Perlustrando os autos, constata-se que a conduta do acusado é, em
verdade, atípica, vez que não se enquadra ao injusto descrito no art. 171, §2º, VI, do Código Penal, já que se verifica a ausência de um dos elementos caracterizadores do tipo, qual seja, a fraude.
O cheque pós-datado perde a natureza de ordem de pagamento à
vista, sendo que seu emitente, ao determinar o seu depósito em data futura, está admitindo, implicitamente, não ter fundos suficientes no momento de sua emissão. Portanto, o cheque pós datado está fazendo, em verdade, o papel da nota promissória, ou seja, está assegurando uma dívida de valor.

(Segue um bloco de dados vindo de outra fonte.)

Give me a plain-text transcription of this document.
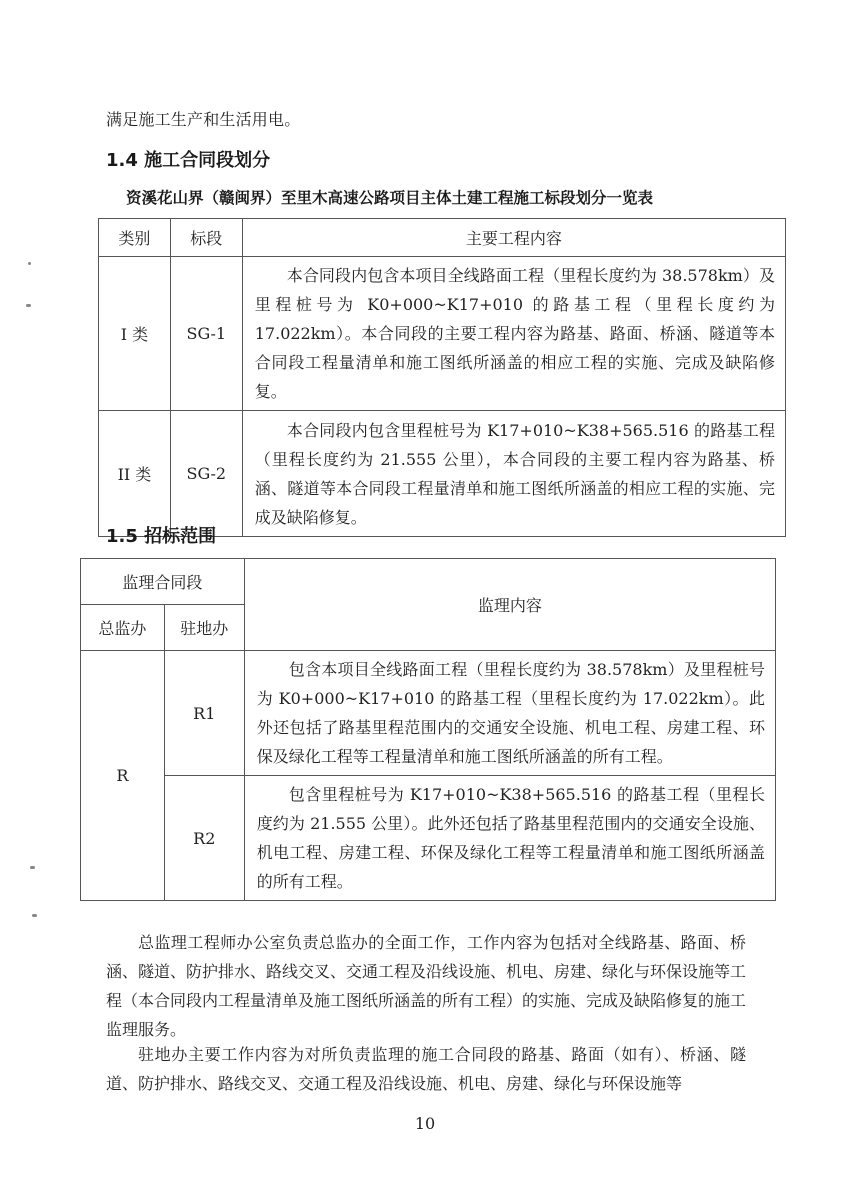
满足施工生产和生活用电。
1.4 施工合同段划分
资溪花山界（赣闽界）至里木高速公路项目主体土建工程施工标段划分一览表
类别	标段	主要工程内容
I 类	SG-1	本合同段内包含本项目全线路面工程（里程长度约为 38.578km）及里程桩号为 K0+000~K17+010 的路基工程（里程长度约为 17.022km）。本合同段的主要工程内容为路基、路面、桥涵、隧道等本合同段工程量清单和施工图纸所涵盖的相应工程的实施、完成及缺陷修复。
II 类	SG-2	本合同段内包含里程桩号为 K17+010~K38+565.516 的路基工程（里程长度约为 21.555 公里），本合同段的主要工程内容为路基、桥涵、隧道等本合同段工程量清单和施工图纸所涵盖的相应工程的实施、完成及缺陷修复。
1.5 招标范围
监理合同段		监理内容
总监办	驻地办	
R	R1	包含本项目全线路面工程（里程长度约为 38.578km）及里程桩号为 K0+000~K17+010 的路基工程（里程长度约为 17.022km）。此外还包括了路基里程范围内的交通安全设施、机电工程、房建工程、环保及绿化工程等工程量清单和施工图纸所涵盖的所有工程。
	R2	包含里程桩号为 K17+010~K38+565.516 的路基工程（里程长度约为 21.555 公里）。此外还包括了路基里程范围内的交通安全设施、机电工程、房建工程、环保及绿化工程等工程量清单和施工图纸所涵盖的所有工程。
总监理工程师办公室负责总监办的全面工作，工作内容为包括对全线路基、路面、桥涵、隧道、防护排水、路线交叉、交通工程及沿线设施、机电、房建、绿化与环保设施等工程（本合同段内工程量清单及施工图纸所涵盖的所有工程）的实施、完成及缺陷修复的施工监理服务。
驻地办主要工作内容为对所负责监理的施工合同段的路基、路面（如有）、桥涵、隧道、防护排水、路线交叉、交通工程及沿线设施、机电、房建、绿化与环保设施等
10
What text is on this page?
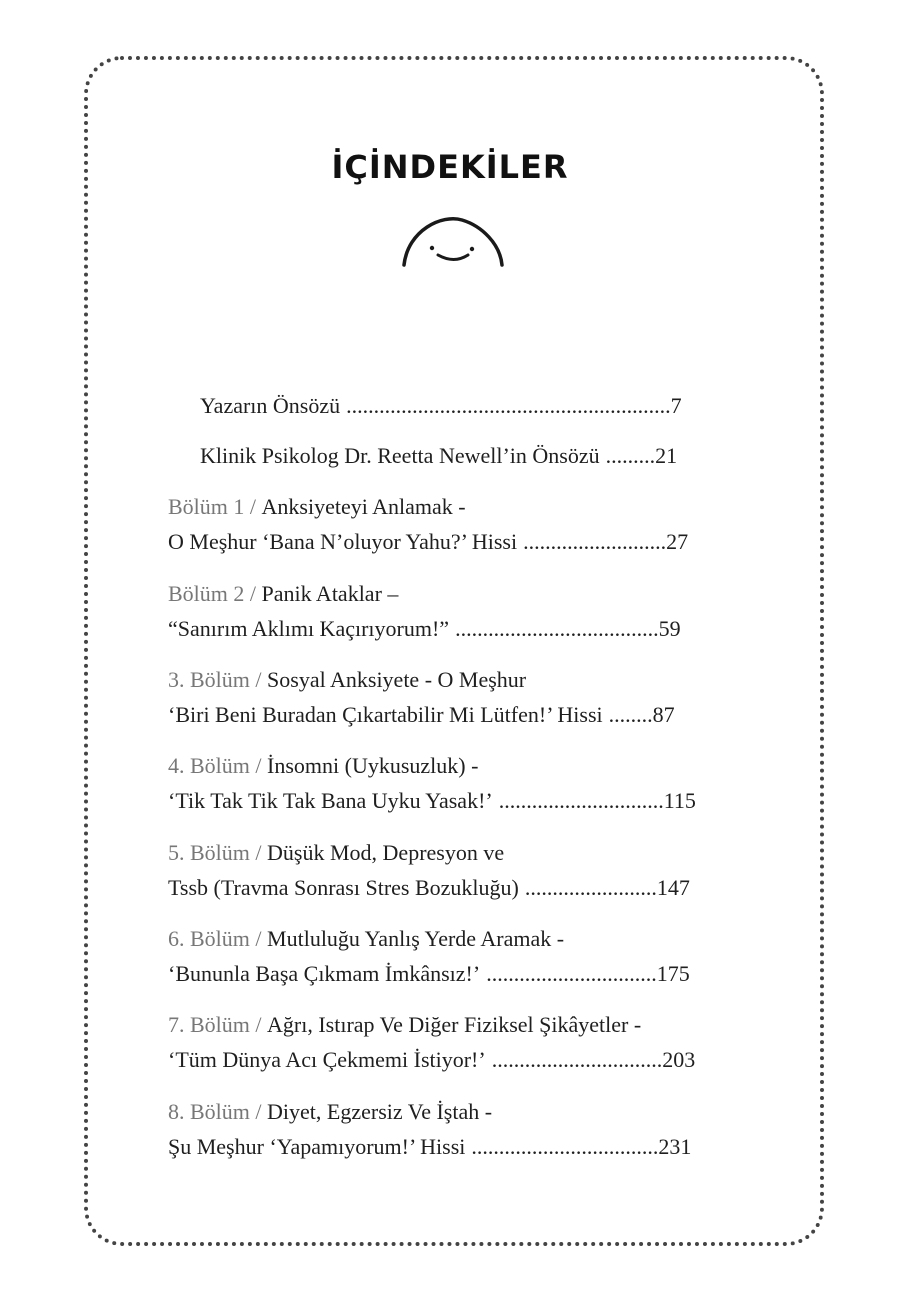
İÇİNDEKİLER
Yazarın Önsözü ........................................................... 7
Klinik Psikolog Dr. Reetta Newell’in Önsözü ......... 21
Bölüm 1 / Anksiyeteyi Anlamak -
O Meşhur ‘Bana N’oluyor Yahu?’ Hissi .......................... 27
Bölüm 2 / Panik Ataklar –
“Sanırım Aklımı Kaçırıyorum!” ..................................... 59
3. Bölüm / Sosyal Anksiyete - O Meşhur
‘Biri Beni Buradan Çıkartabilir Mi Lütfen!’ Hissi ........ 87
4. Bölüm / İnsomni (Uykusuzluk) -
‘Tik Tak Tik Tak Bana Uyku Yasak!’ .............................. 115
5. Bölüm / Düşük Mod, Depresyon ve
Tssb (Travma Sonrası Stres Bozukluğu) ........................ 147
6. Bölüm / Mutluluğu Yanlış Yerde Aramak -
‘Bununla Başa Çıkmam İmkânsız!’ ............................... 175
7. Bölüm / Ağrı, Istırap Ve Diğer Fiziksel Şikâyetler -
‘Tüm Dünya Acı Çekmemi İstiyor!’ ............................... 203
8. Bölüm / Diyet, Egzersiz Ve İştah -
Şu Meşhur ‘Yapamıyorum!’ Hissi .................................. 231
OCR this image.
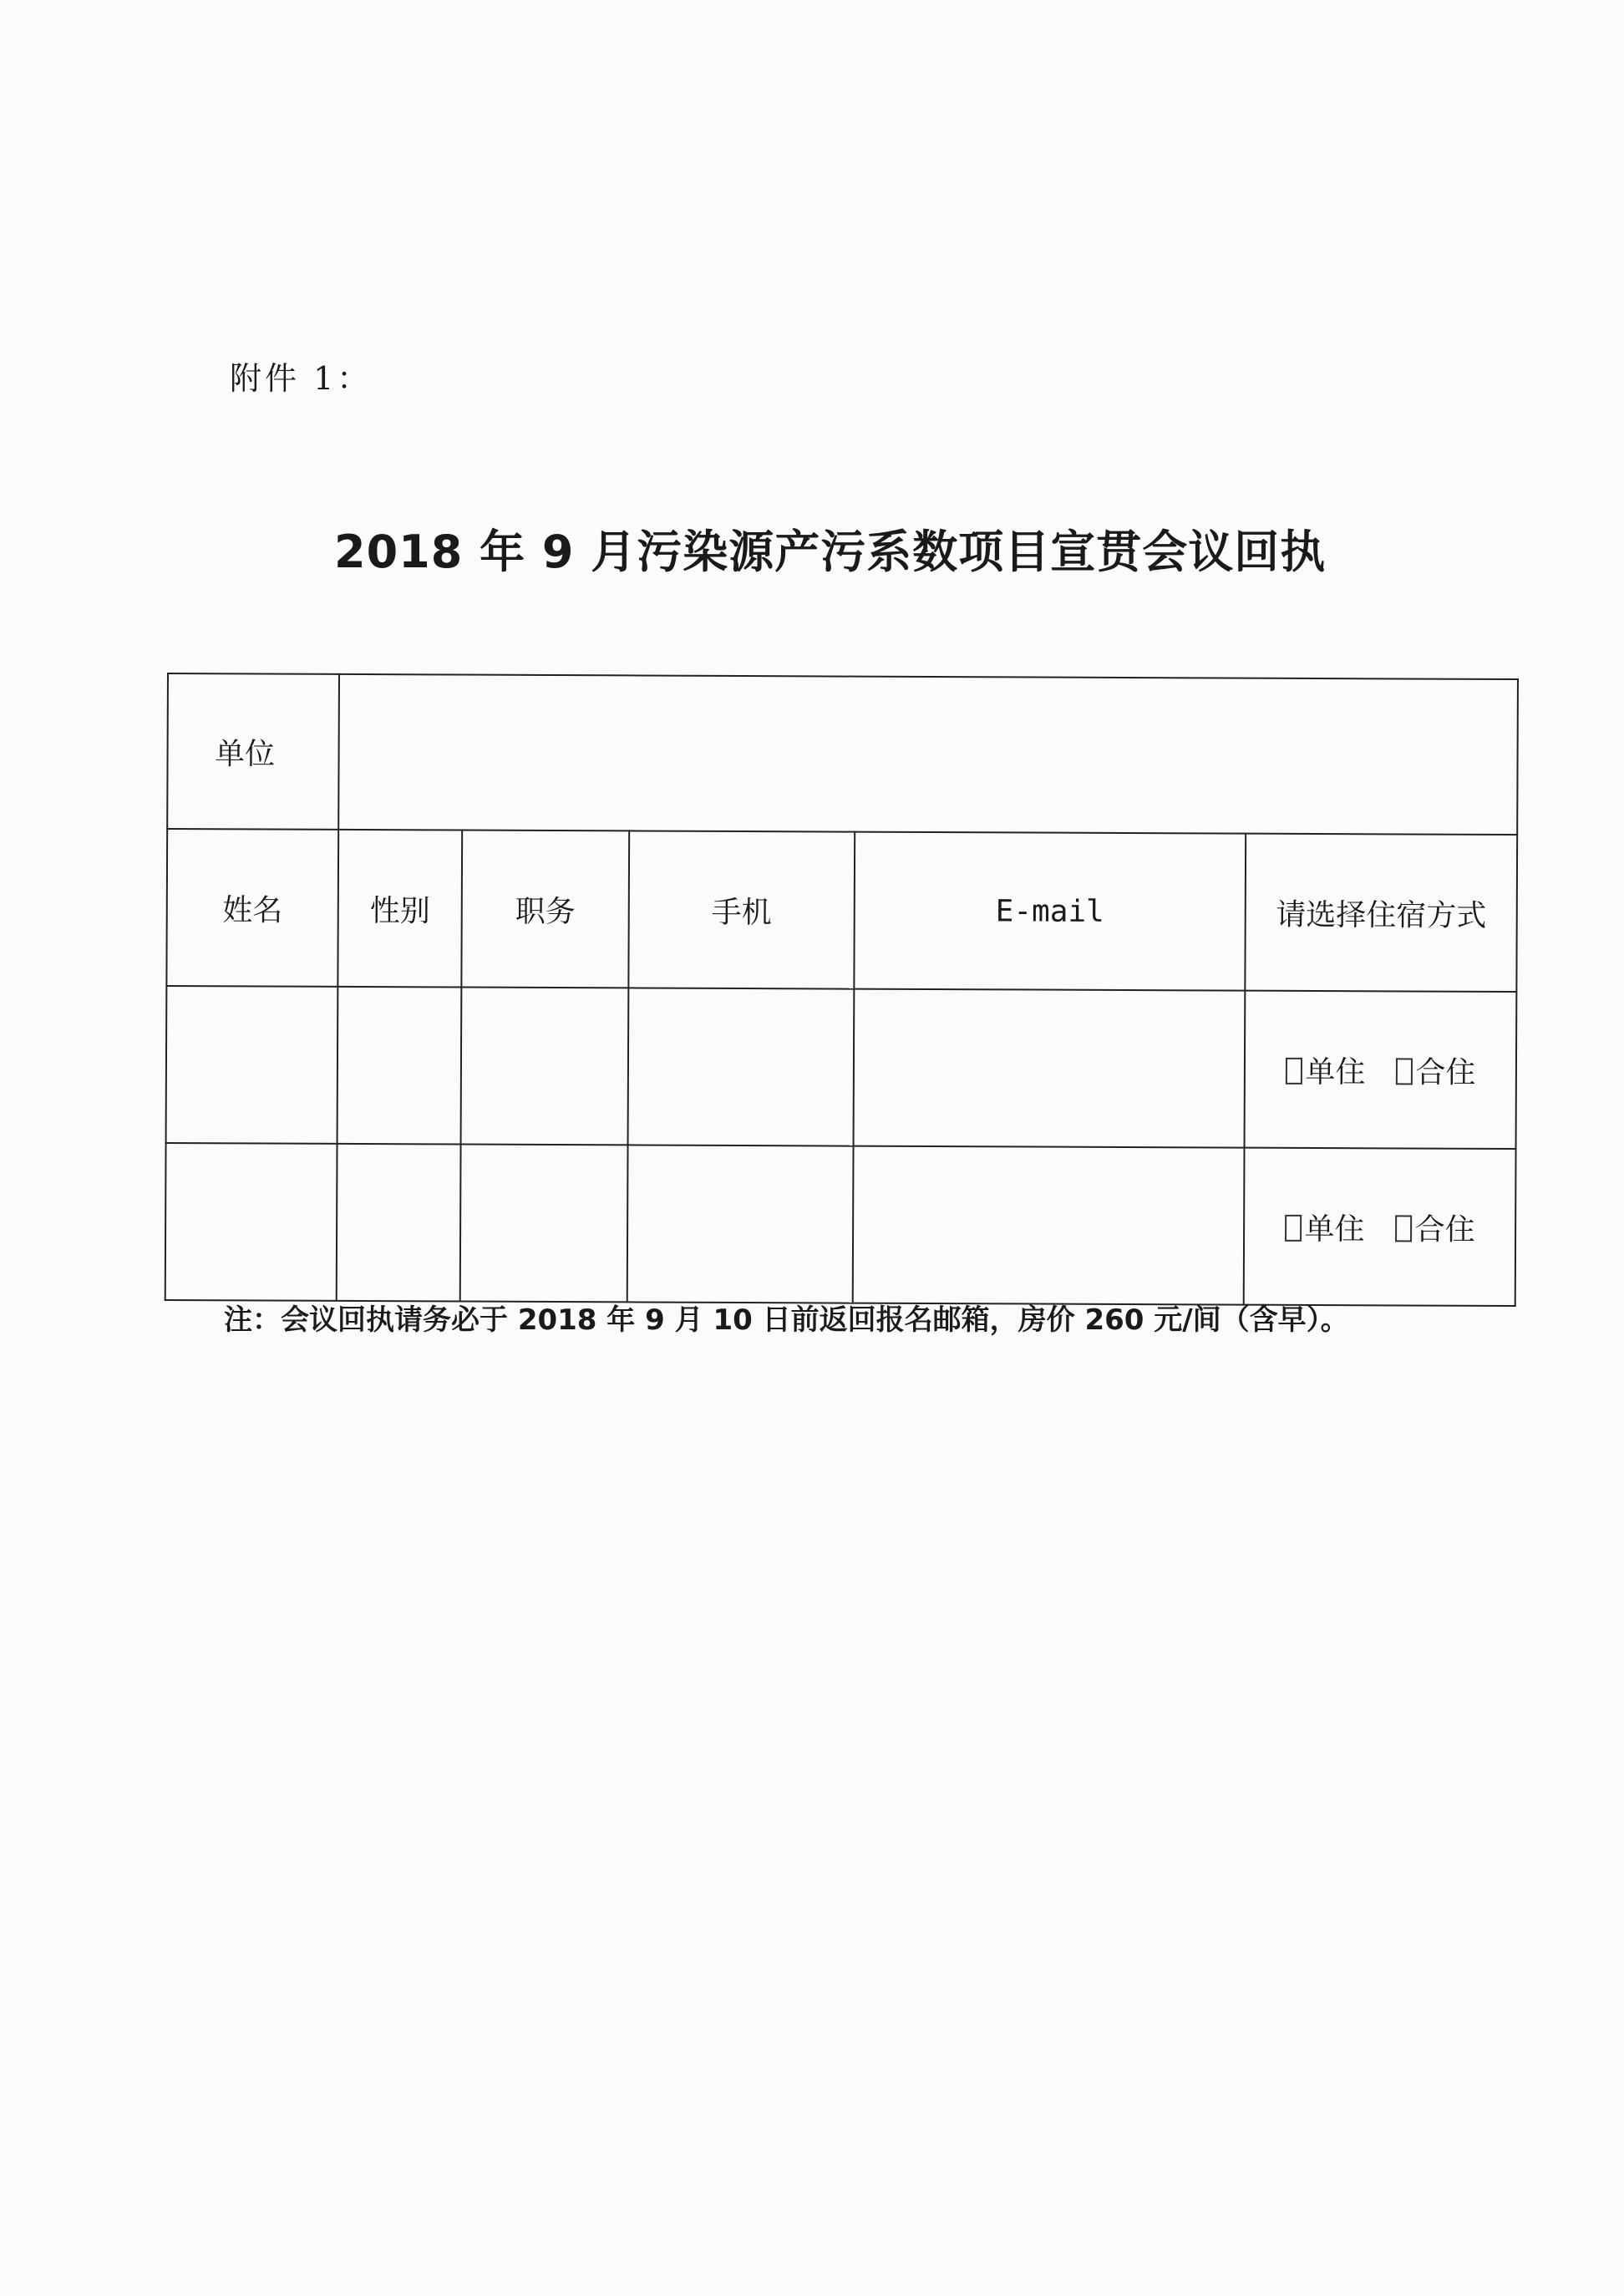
附件 1：
2018 年 9 月污染源产污系数项目宣贯会议回执
单位					
姓名	性别	职务	手机	E-mail	请选择住宿方式
					单住 合住
					单住 合住
注：会议回执请务必于 2018 年 9 月 10 日前返回报名邮箱，房价 260 元/间（含早）。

No caso em tela, o agente lançou mão de cheques pós datados para
efetuar as compras nos estabelecimentos comerciais das vítimas, as quais receberam os títulos de crédito enquanto promessas de pagamento. Neste sentido, expõe-se as lições de Nucci:
“O título de crédito tem por característica principal ser uma ordem de
pagamento à vista. Por isso, quando alguém aceita o cheque para ser apresentado futuramente, em data posterior à da emissão, está recebendo o título como promessa de pagamento. Caso não seja compensado, por falta de suficiente provisão de fundos, é apenas um ilícito civil, mas não um crime. É posição atualmente tranquila na doutrina e na jurisprudência. Ver: STJ: ‘A garantia de pagamento por cheque, em negócios malogrados, não enseja a ocorrência de ilícito de matéria penal’ (RHC 8.840-BA, 5.ª T., rel. Felix Fischer, 04.11.1999, v.u., DJ 06.12.1999, p. 102). Igualmente: STJ: HC 10.112-PI, 5.ª T., rel. Felix Fischer, 04.11.1999, v.u., DJ 06.12.1999, p. 105. TAMG (atual TJMG): HC 445.589-6, Uberlândia, 2.ª C. Mista, rel. Sidney Alves Affonso, 09.03.2004, v.u., Bol. AASP 2.424; TJSP: ‘Não configura o delito de fraude no pagamento por meio de cheque, previsto no art. 171, § 2.º, VI, do CP, se a cártula foi emitida como garantia para a realização de um show em uma boate onde a vítima era gerente, o qual não foi realizado. Dessa forma, recusando-se o ofendido a devolver o título, foi devidamente sustado o pagamento’ (Ap. 818.060.3/3, 11.ª C., rel. Silveira Lima, 24.05.2006, v.u.).” – NUCCI, Guilherme de Souza. Código Penal Comentado. 12ª Ed. São Paulo: Revista dos Tribunais; 2012. – p. 867/868 Nesse sentido, colacionam-se as seguintes jurisprudências:
“EMENTA: APELAÇÃO CRIMINAL - ESTELIONATO - EMISSÃO DE
CHEQUE PÓS- DATADO - DÍVIDA DE VALOR - FRAUDE - INOCORRÊNCIA - AUSÊNCIA DE UM DOS ELEMENTOS CONSTITUTIVO DO TIPO PENAL - CONDUTA ATÍPICA - ABSOLVIÇÃO QUE SE IMPÕE. 01. O cheque constitui ordem de pagamento à vista. Porém, emitido para desconto futuro torna-se mera garantia de dívida, circunstância que afasta a existência do delito de estelionato, eis que ausente um dos elementos constitutivos desse tipo penal, ou seja, a fraude.” – TJMG, autos nº 0124160-56.2009.8.13.0451 (1) – Relator Des. Fortuna Grion, julgamento em 13/08/2013.
DATADO. DEVOLUÇÃO POR INSUFICIÊNCIA DE FUNDOS. FRAUDE NÃO CONFIGURADA. ABSOLVIÇÃO MANTIDA. APELAÇÃO DESPROVIDA. - Não havendo prova a demonstrar que os réus agiram com dolo específico, empregando artifício, ardil ou outro meio fraudulento, para induzir a vítima em erro, causando-lhe prejuízo, quando da emissão de cheques pós-datados, incabível a condenação pelo delito de estelionato. - O não pagamento de cheque pós-datado no prazo combinado não configura o delito de estelionato, mas, sim, ilícito civil.” - TJMG, autos nº 0202223- 28.2006.8.13.0378 (1) – Relator Des. Nelson Missias de Morais, julgamento em 25/04/2013.
Logo, não há que se falar na ocorrência de fraude na conduta
daquele que emite cheque pós-datado, restando afastada, portanto, a existência do delito de estelionato.
Assim, com fulcro no art. 386, III, do Código de Processo Penal,
pede-se a absolvição do acusado, vez que não constitui crime a emissão de cheque pós-datado.